Drought is a huge problem in the area around Voi and regular sights on the roadside were stacks of yellow drums waiting to be filled from a bowser, a truck selling much needed water to locals. Chris Campbell Clause, an artist, conservationist and award winning environmentalist who runs a lodge below Kasigau Mountain, explained that after a shower of rain, the whole landscape comes alive pointing out extensive sisal plantations, a major crop that can thrive without water.
In the 1914-1918 war, the British army set up camp on Kasigau but their positions were disclosed by locals deceived by the Germans into thinking they were friends. The British enacted a terrible revenge executing the top chieftain and forcing the whole community to walk to their death on board a ship more than 322km (200 miles) away on the coast. Many died while those that survived took 20 years to return home. Today Campbell Clause’s base camp, an eco lodge, is popular with school groups who hike, abseil or go climbing on the mountain.
One of the most astonishing sights in Tsavo is Salt Lick Lodge, which looks like a medieval French fortress on stilts over a waterhole designed in the 1970s for optimum viewing of wildlife day and night. Driving past one evening we saw buffalo, a lioness with cubs, antelope, zebra and other animals in the savannah, and marvelled at how, unlike wildlife documentaries full of action and thrilling movements, the reality in the bush is how relaxed the animals are, just grazing and dozing. Of course, nothing is ever what it seems and we were to hear about ongoing problems between cattle ranchers and wildlife conservationists whose aims are not always in harmony. From the decks of the magnificent Lion's Bluff Lodge with its 360 degree panoramic views such antagonisms seemed as unreal as the sight of mighty Lion Mountain in the distance.
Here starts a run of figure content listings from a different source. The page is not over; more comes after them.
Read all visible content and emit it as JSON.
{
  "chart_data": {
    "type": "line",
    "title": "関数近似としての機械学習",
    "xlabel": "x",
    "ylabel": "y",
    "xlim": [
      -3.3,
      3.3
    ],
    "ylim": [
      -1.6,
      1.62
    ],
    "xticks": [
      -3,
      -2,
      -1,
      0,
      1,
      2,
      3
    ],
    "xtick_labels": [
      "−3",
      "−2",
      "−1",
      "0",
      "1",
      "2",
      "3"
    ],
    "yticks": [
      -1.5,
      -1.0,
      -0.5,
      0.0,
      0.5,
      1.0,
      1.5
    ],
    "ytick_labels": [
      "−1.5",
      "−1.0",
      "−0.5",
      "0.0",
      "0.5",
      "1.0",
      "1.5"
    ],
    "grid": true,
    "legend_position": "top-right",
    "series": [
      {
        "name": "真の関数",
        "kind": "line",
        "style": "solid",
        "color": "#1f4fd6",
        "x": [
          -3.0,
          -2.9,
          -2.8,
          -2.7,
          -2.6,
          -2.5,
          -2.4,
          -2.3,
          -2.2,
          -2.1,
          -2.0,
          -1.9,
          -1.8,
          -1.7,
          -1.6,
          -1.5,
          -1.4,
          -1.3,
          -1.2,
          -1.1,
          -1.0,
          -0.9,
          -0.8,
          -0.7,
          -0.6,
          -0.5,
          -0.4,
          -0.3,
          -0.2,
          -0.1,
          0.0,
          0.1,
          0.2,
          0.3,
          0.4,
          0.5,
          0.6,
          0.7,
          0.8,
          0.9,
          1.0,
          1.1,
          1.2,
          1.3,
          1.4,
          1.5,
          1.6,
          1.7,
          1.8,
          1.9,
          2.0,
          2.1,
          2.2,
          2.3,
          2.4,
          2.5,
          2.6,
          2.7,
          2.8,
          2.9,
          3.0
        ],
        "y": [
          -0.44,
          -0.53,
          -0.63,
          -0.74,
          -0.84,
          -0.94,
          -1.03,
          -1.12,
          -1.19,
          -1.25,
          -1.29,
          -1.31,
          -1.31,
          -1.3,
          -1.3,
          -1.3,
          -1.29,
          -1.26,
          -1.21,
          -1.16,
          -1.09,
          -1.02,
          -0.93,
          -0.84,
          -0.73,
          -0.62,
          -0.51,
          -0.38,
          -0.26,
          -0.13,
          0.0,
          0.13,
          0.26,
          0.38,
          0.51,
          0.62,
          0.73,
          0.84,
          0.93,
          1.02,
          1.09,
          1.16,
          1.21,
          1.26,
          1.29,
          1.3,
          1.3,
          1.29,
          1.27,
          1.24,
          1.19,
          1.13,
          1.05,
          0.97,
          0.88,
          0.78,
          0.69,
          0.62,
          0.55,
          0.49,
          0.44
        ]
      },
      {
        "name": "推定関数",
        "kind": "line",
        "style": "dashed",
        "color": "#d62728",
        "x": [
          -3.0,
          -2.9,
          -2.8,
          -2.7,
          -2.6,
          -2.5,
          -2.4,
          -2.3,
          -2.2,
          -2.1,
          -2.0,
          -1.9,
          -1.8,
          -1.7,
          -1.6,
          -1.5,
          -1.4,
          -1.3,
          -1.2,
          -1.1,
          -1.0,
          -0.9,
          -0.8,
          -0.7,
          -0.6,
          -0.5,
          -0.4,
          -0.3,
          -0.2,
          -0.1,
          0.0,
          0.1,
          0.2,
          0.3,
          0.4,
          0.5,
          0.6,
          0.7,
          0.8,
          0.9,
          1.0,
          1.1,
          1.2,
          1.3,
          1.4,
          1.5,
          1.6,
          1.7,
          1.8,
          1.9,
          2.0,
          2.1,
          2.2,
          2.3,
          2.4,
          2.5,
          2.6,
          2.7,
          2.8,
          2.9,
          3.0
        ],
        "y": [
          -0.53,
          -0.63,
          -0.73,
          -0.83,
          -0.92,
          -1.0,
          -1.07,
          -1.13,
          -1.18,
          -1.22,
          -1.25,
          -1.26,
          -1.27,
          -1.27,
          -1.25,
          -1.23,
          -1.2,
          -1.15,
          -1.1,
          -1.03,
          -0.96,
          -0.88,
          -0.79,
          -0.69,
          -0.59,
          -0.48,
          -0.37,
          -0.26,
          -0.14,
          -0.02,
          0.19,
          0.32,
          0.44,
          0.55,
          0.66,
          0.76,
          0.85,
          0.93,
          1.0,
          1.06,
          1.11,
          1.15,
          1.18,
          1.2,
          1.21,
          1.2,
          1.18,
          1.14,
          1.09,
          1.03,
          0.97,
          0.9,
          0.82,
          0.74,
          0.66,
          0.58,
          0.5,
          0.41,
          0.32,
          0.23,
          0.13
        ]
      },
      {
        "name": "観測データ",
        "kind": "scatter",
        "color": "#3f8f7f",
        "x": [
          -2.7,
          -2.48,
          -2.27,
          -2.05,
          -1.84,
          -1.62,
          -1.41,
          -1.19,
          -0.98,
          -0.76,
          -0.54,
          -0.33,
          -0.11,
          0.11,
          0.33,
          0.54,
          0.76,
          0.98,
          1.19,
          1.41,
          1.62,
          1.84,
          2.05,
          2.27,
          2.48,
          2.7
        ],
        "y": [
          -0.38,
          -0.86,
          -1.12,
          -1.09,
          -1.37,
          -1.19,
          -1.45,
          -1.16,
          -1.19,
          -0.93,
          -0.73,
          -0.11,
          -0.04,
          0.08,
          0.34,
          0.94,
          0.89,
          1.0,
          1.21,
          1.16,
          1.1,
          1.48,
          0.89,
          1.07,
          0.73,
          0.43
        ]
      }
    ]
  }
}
One memory stands out from the arduous nine hour road journey back to Nairobi; the sudden and unexpected sight of a young elephant peacefully grazing alone on the side of the road disregarding the dangers all around him - the endless rumble of container lorries and trucks trundling in both directions on the narrow highway. We didn’t stay to see his progress but marvelled as he flung up his trunk, unconcerned, at a leafy branch while right behind him the new Mandaraka express, sped swiftly by. One last note about the train: while it has worked very successfully shuttling passengers, its cargo service, planned to relieve the congestion, has been a complete disaster and newly manufactured Chinese freight trucks lie idle and empty in Nairobi. In that moment we were witnessing, what Kenyans are now calling, the national white elephant as well.